Mine de rien, les Norvégiens de Kampfar ont soufflé l’année dernière leurs vingt bougies. Peu de groupes issus de la scène black metal des années 90 – décennie pourtant foisonnante – peuvent se vanter d’avoir survécu à l’érosion du temps tout en restant aussi pertinents. Car si la formation menée par Dolk a connu un petit passage à vide au milieu des années 2000, elle a su rebondir avec brio en 2014 grâce à Djevelmakt, un retour aux sources magistral et inspiré, figurant sans conteste parmi les meilleurs albums de leur carrière.
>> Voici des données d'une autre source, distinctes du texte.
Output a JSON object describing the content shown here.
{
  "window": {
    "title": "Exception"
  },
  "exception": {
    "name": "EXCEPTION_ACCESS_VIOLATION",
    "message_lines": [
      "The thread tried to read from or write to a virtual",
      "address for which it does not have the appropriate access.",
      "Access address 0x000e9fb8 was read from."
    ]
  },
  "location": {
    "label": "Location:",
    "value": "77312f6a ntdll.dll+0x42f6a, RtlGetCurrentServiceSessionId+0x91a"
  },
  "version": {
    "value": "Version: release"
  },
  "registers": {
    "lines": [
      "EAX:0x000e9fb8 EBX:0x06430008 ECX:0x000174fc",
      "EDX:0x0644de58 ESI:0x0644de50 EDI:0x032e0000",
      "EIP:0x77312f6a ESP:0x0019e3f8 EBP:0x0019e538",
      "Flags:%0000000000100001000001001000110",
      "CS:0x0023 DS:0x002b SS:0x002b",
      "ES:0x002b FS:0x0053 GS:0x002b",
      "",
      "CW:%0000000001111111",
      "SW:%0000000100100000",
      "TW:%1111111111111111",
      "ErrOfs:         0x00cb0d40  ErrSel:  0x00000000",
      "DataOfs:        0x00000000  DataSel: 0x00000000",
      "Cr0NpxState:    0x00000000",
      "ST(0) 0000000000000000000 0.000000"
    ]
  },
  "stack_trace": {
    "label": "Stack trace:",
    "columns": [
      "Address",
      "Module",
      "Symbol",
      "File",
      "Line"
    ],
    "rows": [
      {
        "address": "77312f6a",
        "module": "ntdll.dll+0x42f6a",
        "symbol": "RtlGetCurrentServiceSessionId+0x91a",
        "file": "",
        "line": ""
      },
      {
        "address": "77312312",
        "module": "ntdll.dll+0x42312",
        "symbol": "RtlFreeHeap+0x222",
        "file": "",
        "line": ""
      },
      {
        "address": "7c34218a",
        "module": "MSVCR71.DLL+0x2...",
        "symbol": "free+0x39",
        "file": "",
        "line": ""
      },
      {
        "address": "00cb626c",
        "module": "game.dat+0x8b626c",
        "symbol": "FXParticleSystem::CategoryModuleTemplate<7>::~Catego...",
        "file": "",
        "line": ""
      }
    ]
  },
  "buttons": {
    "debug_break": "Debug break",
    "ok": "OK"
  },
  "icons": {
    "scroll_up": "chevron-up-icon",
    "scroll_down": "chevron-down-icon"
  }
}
À peine un an plus tard, Kampfar remet déjà le couvert avec Profan, signe d’une vitalité et d’un élan créatif toujours intacts. On aurait pu craindre que cette sortie rapprochée dilue un peu l’inspiration ou donne un simple clone de Djevelmakt, mais il n’en est rien. Si Profan n’atteint peut-être pas la même intensité mystique que son prédécesseur, il confirme pourtant la solidité du groupe, capable de maintenir un équilibre rare entre tradition et évolution.
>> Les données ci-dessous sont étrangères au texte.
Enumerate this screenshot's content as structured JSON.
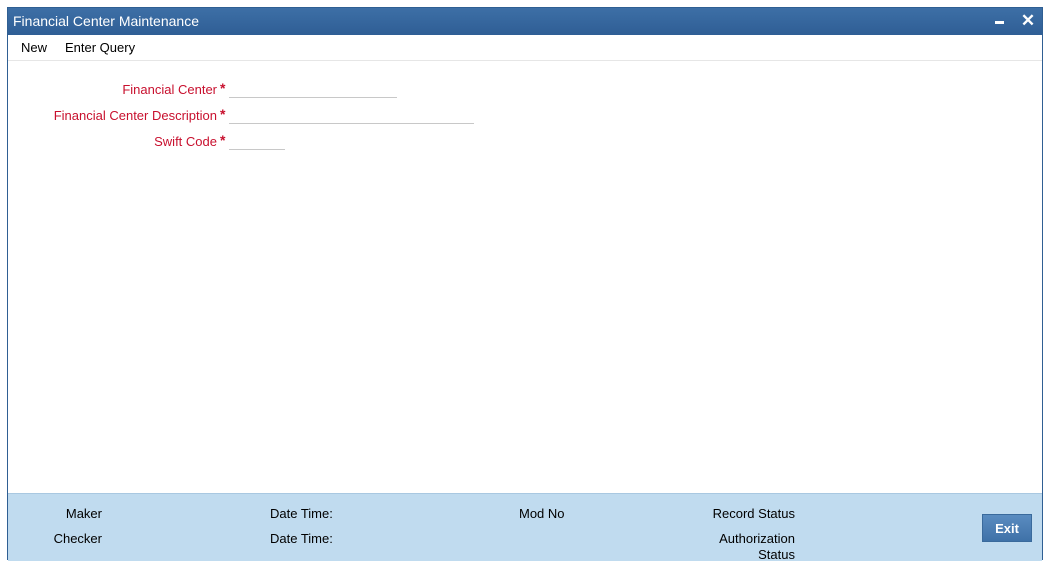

Le quatuor arbore fièrement les oripeaux du black pagan : atmosphères épiques, structures travaillées, et ce sens du riff héroïque qui fait lever le poing sous la pleine lune. Le tout, bien sûr, en norvégien, comme pour mieux affirmer l’identité fière et enracinée du groupe. Kampfar continue de creuser ce sillon entre black atmosphérique et pagan metal, en y injectant suffisamment de fraîcheur pour éviter la redite. Les morceaux alternent habilement les tempos et les humeurs, comme sur “Skavank”, où la voix de Dolk passe du shriek furieux à des passages plus clairs, presque narratifs, tout en conservant une intensité constante.
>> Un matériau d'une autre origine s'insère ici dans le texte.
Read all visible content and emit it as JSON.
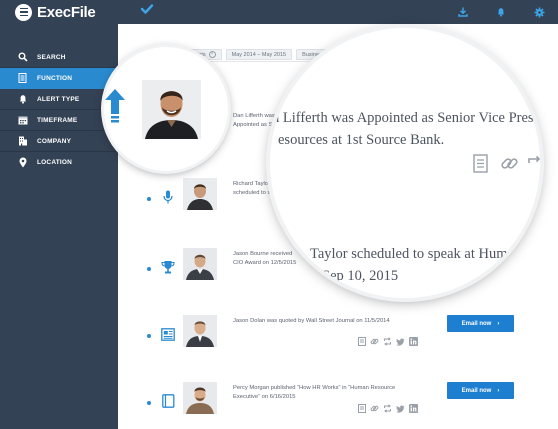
{
  "app": {
    "name": "ExecFile"
  },
  "header": {
    "icons": [
      "check-icon",
      "download-icon",
      "bell-icon",
      "gear-icon"
    ]
  },
  "sidebar": {
    "items": [
      {
        "label": "SEARCH",
        "icon": "search-icon",
        "active": false
      },
      {
        "label": "FUNCTION",
        "icon": "document-icon",
        "active": true
      },
      {
        "label": "ALERT TYPE",
        "icon": "bell-icon",
        "active": false
      },
      {
        "label": "TIMEFRAME",
        "icon": "calendar-icon",
        "active": false
      },
      {
        "label": "COMPANY",
        "icon": "building-icon",
        "active": false
      },
      {
        "label": "LOCATION",
        "icon": "pin-icon",
        "active": false
      }
    ]
  },
  "filters": [
    "Appointments",
    "May 2014 – May 2015",
    "Business Servic"
  ],
  "feed": [
    {
      "text": "Dan Lifferth was Appointed as Senior Vice President, Human Resources at 1st Source Bank.",
      "icon": "arrow-up-icon"
    },
    {
      "text": "Richard Taylor scheduled to speak at Human Resource Forum on Sep 10, 2015",
      "icon": "microphone-icon"
    },
    {
      "text": "Jason Bourne received CIO Award on 12/5/2015",
      "icon": "trophy-icon"
    },
    {
      "text": "Jason Dolan was quoted by Wall Street Journal on 11/5/2014",
      "icon": "newspaper-icon",
      "button": "Email now"
    },
    {
      "text": "Percy Morgan published “How HR Works” in “Human Resource Executive” on 6/16/2015",
      "icon": "book-icon",
      "button": "Email now"
    }
  ],
  "zoom": {
    "line1": "n Lifferth was Appointed as Senior Vice Preside",
    "line2": "esources at 1st Source Bank.",
    "line3": "Taylor scheduled to speak at Human",
    "line4": "Sep 10, 2015"
  },
  "colors": {
    "sidebar": "#344255",
    "accent": "#2a8ad0",
    "button": "#1e7fd1"
  }
}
Et lorsque le groupe décide de frapper fort, il le fait avec des hymnes imparables : “Icons”, pur moment de rage et de majesté, ou encore “Daimon”, plus nuancé, mais d’une ambiance magistrale et envoûtante. Ces morceaux rappellent pourquoi Kampfar reste un pilier du black metal scandinave, toujours capable de faire cohabiter la violence primitive et la grandeur mélodique.
En 2015, Profan confirme que Kampfar est bien plus qu’un survivant de l’âge d’or du black norvégien : un groupe toujours inspiré, sincère, et capable d’écrire des chansons habitées par la même ferveur païenne qu’à ses débuts. Excellent, une fois de plus.